All development-guidance skills now point to the LangBot instance MCP
server (/mcp) and the Space marketplace MCP server, reusing API keys.
2026-06-20 15:14:47 +08:00

4.6 KiB

日志守卫规划

状态

这是当前活跃设计,已有第一版文件扫描 MVP。实现边界需要和黑盒 E2E 路线保持一致:

  • 日志守卫服务于 lbs test report
  • 它不替代浏览器/UI 判断。
  • 它不发展成独立后端 API 测试框架。
  • 第一版默认扫描 LANGBOT_REPO/data/logs/ 下最新的 langbot-*.log,也可扫描 agent 显式提供的 backend/frontend/console 日志文件。

当前总体路线见:

docs/qa-agent/04-black-box-e2e-roadmap.md

目标

日志守卫是 lbs test report 的一部分,用来在 agent 执行测试期间捕获 UI 断言之外的运行时问题。

当前命令方向已收敛为 lbs test plan / lbs test report。日志守卫服务于 agent-browser QA,不是独立的后端 API 测试入口。

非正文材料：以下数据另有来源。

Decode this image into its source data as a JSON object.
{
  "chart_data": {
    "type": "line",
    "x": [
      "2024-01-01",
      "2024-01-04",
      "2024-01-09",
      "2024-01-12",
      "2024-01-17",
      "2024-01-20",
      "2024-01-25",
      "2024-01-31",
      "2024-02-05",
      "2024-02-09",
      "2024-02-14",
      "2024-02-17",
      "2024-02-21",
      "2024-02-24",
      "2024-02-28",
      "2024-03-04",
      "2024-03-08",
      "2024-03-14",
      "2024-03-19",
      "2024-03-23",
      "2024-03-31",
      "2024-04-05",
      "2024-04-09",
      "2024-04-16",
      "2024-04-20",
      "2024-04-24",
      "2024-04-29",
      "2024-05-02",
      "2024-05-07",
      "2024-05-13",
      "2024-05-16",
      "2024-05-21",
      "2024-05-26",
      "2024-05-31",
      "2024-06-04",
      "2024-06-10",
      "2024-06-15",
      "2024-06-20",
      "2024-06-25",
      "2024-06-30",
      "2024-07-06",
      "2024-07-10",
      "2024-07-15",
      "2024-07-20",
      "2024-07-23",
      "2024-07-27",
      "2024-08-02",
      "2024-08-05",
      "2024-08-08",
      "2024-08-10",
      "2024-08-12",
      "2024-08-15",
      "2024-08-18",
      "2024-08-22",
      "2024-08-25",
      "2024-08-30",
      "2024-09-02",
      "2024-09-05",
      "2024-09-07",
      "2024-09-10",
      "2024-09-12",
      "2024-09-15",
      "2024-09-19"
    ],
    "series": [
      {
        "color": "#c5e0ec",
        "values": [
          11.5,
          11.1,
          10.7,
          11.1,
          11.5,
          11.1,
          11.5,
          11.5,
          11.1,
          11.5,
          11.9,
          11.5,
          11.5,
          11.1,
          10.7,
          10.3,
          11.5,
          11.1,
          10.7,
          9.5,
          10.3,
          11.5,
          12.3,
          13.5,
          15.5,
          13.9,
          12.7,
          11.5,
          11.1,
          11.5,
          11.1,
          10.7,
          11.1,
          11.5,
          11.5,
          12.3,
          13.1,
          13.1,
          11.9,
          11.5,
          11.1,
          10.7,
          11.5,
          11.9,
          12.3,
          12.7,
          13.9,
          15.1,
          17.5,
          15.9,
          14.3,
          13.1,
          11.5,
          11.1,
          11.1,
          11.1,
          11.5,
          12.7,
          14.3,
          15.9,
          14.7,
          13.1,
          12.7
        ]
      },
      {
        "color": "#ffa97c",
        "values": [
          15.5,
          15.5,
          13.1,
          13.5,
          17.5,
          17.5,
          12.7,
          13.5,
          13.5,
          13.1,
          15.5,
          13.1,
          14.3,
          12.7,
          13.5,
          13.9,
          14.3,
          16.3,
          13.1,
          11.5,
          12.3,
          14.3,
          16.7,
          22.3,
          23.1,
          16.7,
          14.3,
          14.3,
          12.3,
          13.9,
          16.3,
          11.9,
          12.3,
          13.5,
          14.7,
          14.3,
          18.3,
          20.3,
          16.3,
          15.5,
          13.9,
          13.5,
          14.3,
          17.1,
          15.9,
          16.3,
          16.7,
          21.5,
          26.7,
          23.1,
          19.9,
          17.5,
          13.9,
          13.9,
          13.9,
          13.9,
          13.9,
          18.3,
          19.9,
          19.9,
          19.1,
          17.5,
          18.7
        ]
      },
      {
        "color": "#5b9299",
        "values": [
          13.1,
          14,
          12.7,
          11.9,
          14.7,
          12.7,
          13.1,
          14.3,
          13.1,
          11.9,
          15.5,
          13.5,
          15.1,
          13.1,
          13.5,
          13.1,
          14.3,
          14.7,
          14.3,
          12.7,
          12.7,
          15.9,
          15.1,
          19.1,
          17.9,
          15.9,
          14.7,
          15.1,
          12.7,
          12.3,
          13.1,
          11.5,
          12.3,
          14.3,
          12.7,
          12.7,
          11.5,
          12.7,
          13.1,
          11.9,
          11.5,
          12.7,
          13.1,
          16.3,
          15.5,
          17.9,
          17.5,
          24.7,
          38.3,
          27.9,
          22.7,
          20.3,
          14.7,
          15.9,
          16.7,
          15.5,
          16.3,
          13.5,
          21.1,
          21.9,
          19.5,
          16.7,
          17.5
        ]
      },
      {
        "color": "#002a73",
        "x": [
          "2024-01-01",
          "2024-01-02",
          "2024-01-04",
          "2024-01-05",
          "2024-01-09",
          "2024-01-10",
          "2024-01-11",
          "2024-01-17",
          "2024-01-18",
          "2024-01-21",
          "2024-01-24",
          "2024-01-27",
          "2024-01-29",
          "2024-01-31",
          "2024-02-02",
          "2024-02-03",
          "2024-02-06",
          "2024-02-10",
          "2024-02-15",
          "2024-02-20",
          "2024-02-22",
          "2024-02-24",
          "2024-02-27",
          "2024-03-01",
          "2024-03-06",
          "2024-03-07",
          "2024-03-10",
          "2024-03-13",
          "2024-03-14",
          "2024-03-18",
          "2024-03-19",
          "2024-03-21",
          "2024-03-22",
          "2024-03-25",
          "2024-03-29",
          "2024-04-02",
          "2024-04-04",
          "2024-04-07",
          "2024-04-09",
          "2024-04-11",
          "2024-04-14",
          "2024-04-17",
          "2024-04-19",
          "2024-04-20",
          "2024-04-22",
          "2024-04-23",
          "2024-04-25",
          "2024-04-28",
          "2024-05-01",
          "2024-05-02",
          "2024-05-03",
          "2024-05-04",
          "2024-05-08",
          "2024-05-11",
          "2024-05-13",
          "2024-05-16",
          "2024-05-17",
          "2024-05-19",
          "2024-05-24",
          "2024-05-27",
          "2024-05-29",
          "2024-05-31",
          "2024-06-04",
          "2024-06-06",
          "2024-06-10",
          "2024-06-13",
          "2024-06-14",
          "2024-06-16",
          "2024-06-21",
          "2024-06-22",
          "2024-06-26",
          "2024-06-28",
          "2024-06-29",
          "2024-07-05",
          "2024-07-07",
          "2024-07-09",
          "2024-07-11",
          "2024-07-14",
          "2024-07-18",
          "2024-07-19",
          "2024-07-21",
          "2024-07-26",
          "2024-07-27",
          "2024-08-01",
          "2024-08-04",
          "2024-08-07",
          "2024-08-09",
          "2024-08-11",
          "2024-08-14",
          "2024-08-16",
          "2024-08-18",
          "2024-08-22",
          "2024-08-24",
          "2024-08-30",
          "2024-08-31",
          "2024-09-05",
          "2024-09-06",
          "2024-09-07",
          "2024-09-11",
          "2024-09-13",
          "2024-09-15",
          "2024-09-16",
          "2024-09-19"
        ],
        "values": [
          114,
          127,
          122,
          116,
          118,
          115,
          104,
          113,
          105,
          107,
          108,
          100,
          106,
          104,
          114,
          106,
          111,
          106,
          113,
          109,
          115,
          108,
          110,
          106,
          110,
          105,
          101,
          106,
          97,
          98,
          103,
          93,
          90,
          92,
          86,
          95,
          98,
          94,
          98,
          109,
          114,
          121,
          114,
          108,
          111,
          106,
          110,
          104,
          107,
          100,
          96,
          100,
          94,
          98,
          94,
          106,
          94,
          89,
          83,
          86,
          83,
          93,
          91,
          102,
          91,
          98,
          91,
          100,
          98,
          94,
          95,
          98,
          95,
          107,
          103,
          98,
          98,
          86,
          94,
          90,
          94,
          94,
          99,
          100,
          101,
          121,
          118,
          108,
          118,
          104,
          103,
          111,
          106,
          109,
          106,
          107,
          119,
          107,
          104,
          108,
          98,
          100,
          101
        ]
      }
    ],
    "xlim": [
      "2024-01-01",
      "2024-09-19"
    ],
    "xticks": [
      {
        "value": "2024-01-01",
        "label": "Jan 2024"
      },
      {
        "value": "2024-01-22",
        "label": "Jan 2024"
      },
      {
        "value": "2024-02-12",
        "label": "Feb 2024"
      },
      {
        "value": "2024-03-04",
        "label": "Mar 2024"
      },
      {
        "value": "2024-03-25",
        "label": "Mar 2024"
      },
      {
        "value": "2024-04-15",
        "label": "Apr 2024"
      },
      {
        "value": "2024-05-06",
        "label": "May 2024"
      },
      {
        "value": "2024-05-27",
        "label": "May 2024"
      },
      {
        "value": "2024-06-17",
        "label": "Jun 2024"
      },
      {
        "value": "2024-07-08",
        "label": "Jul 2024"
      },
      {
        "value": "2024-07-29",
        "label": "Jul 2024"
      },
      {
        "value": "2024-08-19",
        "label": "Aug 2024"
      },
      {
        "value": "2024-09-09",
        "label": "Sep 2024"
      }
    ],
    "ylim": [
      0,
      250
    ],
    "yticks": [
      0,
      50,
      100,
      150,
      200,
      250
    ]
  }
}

LangBot 是异步且集成度高的系统,有些问题不会直接表现为页面失败:

  • 后台任务异常
  • 未等待的协程
  • Provider 流式调用失败
  • 插件 runtime 超时
  • 平台发送失败
  • 数据库连接问题
  • 敏感信息泄露

日志守卫负责把这些信号结构化地放进测试报告,并关联到 troubleshooting 资产。

输入

日志守卫应从环境和运行上下文读取配置:

  • skills/.env 中的 LANGBOT_BACKEND_URL
  • skills/.env 中的 LANGBOT_REPO,用于自动发现 LangBot 后端日志
  • lbs test plan / report 记录的 case id
  • LangBot 后端进程输出
  • 前端 dev server 输出
  • 浏览器 console/network 错误
  • case 声明的 success/failure patterns 和 expected failures

MVP 范围

  • 读取一个或多个日志流或日志文件。
  • 检测错误模式。
  • 支持按 case id 或 pattern 白名单。
  • 输出 JSON/Markdown 摘要。
  • 发现非预期错误时让测试报告标记失败;未来如果有自动执行器,再返回非零退出码。

错误分类

永远非预期

除非 case 明确声明,否则应失败:

  • Traceback
  • Task exception was never retrieved
  • RuntimeWarning: coroutine .* was never awaited
  • Unclosed client session
  • Unclosed connector
  • KeyError
  • TypeError
  • AttributeError
  • 密钥、token、secret 明文泄露

Case 预期错误

只有当前 case 声明时允许:

  • 无效 provider key
  • Provider 认证失败
  • 无效 webhook payload
  • 插件测试故意抛错
  • 超时测试
  • 限流测试

仅警告

报告但默认不失败:

  • 可恢复重试
  • 恢复的超时
  • 废弃配置
  • 慢请求
  • 版本检查失败

与 Troubleshooting 集成

日志守卫不只输出错误文本,还应尽量匹配已知 troubleshooting id。

例子:

Action list_plugins call timed out
Action list_agent_runners call timed out
Action invoke_llm_stream call timed out

可映射到:

plugin-runtime-timeout
uppercase proxy points to one host, lowercase proxy points to another

可映射到:

proxy-env-mismatch

未来命令

bin/lbs test plan pipeline-debug-chat
bin/lbs test start pipeline-debug-chat
bin/lbs test run pipeline-debug-chat --dry-run
bin/lbs test report pipeline-debug-chat
bin/lbs test report --output report.md
bin/lbs test report pipeline-debug-chat --backend-log /path/to/backend.log --console-log /path/to/console.log
bin/lbs test report pipeline-debug-chat --since "2026-05-21T10:30:00+08:00"
bin/lbs test report pipeline-debug-chat --tail-lines 2000
bin/lbs test report pipeline-debug-chat --since "2026-05-21T10:30:00+08:00" --tail-lines 2000
bin/lbs test report pipeline-debug-chat --no-auto-log

运行报告应包含:

  • case id
  • URL 和环境变量摘要,不能包含 secrets
  • 浏览器可见结果
  • 后端日志摘要
  • console/network 错误
  • 匹配到的 troubleshooting id
  • 通过/失败结论

MVP 完成标准

  • 可以自动扫描最新 LangBot 后端日志,也可以扫描前端日志和 console 日志文件。
  • 可以用 --since--tail-lines 把扫描范围限制到本次测试窗口。
  • 可以检测明显 Python/运行时错误和 secret 泄露风险。
  • 可以识别 case 声明的 success/failure patterns。
  • 可以识别 troubleshooting pattern,包括 plugin-runtime-timeoutproxy-env-mismatch
  • 支持 case 级白名单。
  • 输出机器可读摘要。
  • 至少一个 langbot-testing case 使用它。

当前 MVP 已覆盖自动发现 LangBot 后端日志、文件扫描、--since/--tail-lines 扫描窗口、 基础错误检测、case success/failure signal、troubleshooting 匹配、secret 脱敏和 --json 输出。仍待继续完善的是 live log 采集、更多规则、case 级 expected failure 的资产化和真实 E2E report 样例。